During the 1980s, supporters of scientific causes and local residents initiated a non-governmental project aimed at preserving Peirópolis as a dedicated research site for its geological and paleontological heritage. Following the initiative, the area was officially demarcated by the DNPM in 1988. In 1991, the Paleontological Research Center Llewellyn Ivor Price and the Dinosaur Museum of Peirópolis were established, with the museum occupying the building of the village's former railway station.

In 2003, the Brazilian federal government allocated funding for the construction of the Rede Nacional de Paleontologia (English: National Paleontology Network) headquarters in the district, aimed at preserving fossil sites and promoting local paleontology, but the project was canceled due to funding issues. In 2011, the remaining facilities were assumed by the Universidade Federal do Triângulo Mineiro (Federal University of Triângulo Mineiro) and integrated into its academic unit, the Cultural and Scientific Complex of Peirópolis.
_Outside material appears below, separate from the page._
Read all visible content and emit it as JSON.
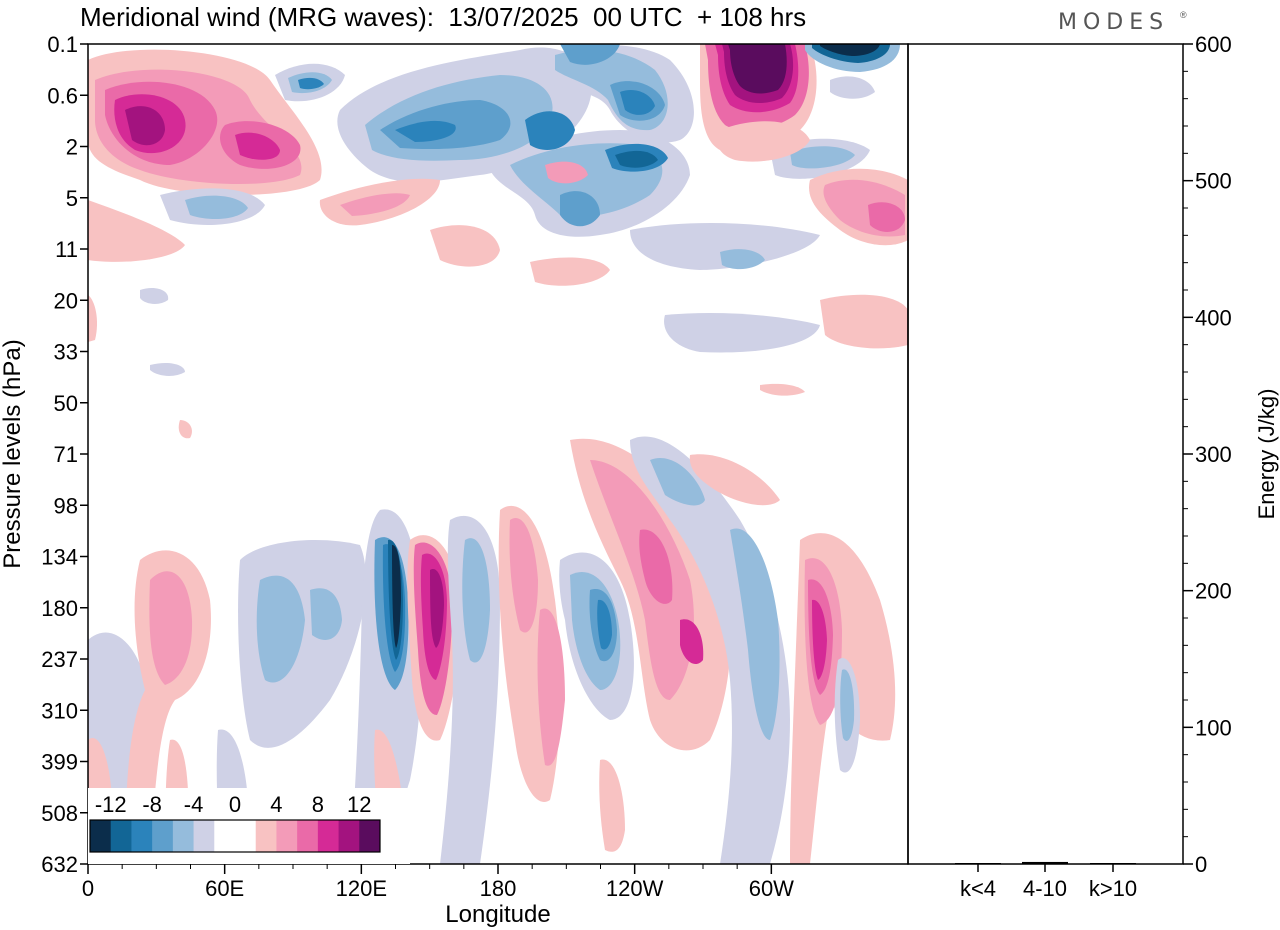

In actuality, the Paleontological Research Center and the Dinosaur Museum serves as institutions for paleontological investigations in Brazil, which fosters collaborations among other national and international paleontological institutions, including publication of scholarly articles. The museum hosts exhibitions on local paleontology, catering to both scientific and educational audiences. It also houses a collection of over 1,500 fossils unearthed from the surrounding area.

Discoveries in the area include titanosaurs Uberabatitan ribeiroi, Trigonosaurus pricei and Baurutitan britoi, crocodyliforms Uberabasuchus terrificus, Peirosaurus tormini, and Itasuchus jesuinoi, podocnemids Peiropemys mezzalirai and Pricemys caiera, the ground sloth Eremotherium laurillardi, and the anura Uberabatrachus carvalhoi.